O melhor é que a atividade seja feita
individualmente, com o professor chamando um aluno por vez, que deve tentar
escrever algumas palavras e uma frase ditada. Enquanto isso, o resto da turma
precisa estar envolvido em uma atividade diversificada em que não seja
necessária a ajuda do professor (a cópia de uma cantiga, a produção de um
desenho, um jogo e brincadeiras, etc. O ditado deve ser iniciado por uma
palavra polissílaba, seguida de uma trissílaba, de uma dissílaba e, por último,
de uma monossílaba - sem que o professor, ao ditar, marque a separação das
sílabas (leia no quadro abaixo como preparar a lista de palavras). Após a
lista, é preciso ditar uma frase que envolva pelo menos uma das palavras já
mencionadas, para poder observar se o aluno volta a escrevê-la de forma
semelhante, ou seja, se a escrita da palavra permanece estável mesmo num
contexto diferente. Exemplo de palavras ditadas: ferramenta, martelo, ferro e
pá. E a frase escolhidapode: usei a pá na reforma. Na sondagem, a escolha certa
das palavras e da frase (e da ordem em que elas serão ditadas) é essencial.

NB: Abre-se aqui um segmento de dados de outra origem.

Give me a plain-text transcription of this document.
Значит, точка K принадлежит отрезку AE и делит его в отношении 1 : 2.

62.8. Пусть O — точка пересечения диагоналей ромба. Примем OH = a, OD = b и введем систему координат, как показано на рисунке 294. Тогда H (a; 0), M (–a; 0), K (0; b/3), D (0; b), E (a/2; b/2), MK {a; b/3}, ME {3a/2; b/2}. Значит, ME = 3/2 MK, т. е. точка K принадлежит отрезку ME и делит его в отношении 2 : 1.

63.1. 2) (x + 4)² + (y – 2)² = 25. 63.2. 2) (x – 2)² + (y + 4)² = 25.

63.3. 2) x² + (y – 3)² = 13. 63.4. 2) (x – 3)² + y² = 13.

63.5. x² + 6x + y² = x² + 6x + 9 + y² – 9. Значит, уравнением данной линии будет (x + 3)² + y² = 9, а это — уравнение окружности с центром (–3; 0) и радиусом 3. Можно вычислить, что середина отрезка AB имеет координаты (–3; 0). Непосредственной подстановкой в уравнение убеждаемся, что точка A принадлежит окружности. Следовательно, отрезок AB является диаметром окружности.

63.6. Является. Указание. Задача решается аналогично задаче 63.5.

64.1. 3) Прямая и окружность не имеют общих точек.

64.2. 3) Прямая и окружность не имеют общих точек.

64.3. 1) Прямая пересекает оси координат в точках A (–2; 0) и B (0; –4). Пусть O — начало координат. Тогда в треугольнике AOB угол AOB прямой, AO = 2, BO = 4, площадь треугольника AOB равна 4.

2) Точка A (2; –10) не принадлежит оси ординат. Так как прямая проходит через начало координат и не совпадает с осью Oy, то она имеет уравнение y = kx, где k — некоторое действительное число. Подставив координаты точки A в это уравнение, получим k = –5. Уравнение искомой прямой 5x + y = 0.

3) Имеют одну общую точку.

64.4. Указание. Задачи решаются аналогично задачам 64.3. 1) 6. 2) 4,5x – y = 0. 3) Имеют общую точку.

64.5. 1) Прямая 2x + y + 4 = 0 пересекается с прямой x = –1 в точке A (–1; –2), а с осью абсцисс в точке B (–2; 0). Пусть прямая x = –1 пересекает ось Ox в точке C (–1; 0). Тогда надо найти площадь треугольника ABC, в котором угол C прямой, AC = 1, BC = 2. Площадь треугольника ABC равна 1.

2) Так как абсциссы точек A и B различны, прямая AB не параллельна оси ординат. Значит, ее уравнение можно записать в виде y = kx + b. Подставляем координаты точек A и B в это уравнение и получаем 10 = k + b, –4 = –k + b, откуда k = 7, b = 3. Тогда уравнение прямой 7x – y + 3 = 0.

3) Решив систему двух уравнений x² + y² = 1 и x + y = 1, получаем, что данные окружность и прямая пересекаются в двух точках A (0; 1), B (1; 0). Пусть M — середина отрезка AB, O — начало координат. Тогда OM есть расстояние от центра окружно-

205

"O ideal é preparar uma lista de termos de um mesmo campo semântico, ou
seja, agregados por uma unidade de sentido, e uma frase adequada ao contexto
desse grupo Deve-se evitar que as palavras tenham vogais repetidas em sílabas
próximas, como ABACAXI, por exemplo, por causar um grande conflito para as
crianças que estão entrando no Ensino Fundamental, cuja hipótese de escrita
talvez faça com que creiam ser impossível escrever algo com duas ou mais letras
iguais. Por exemplo: um aluno com hipótese silábica com valor sonoro convencional,
que utiliza vogais, precisaria escrever AAAI. Os monossílabos ficam para o fim
do ditado. Esse cuidado deve ser tomado porque, no caso de as crianças
escreverem segundo a hipótese do número mínimo de letras, poderão se recusar a
escrever se tiverem de começar por ele.
Um comentário:
Gostei muito da tua postagem.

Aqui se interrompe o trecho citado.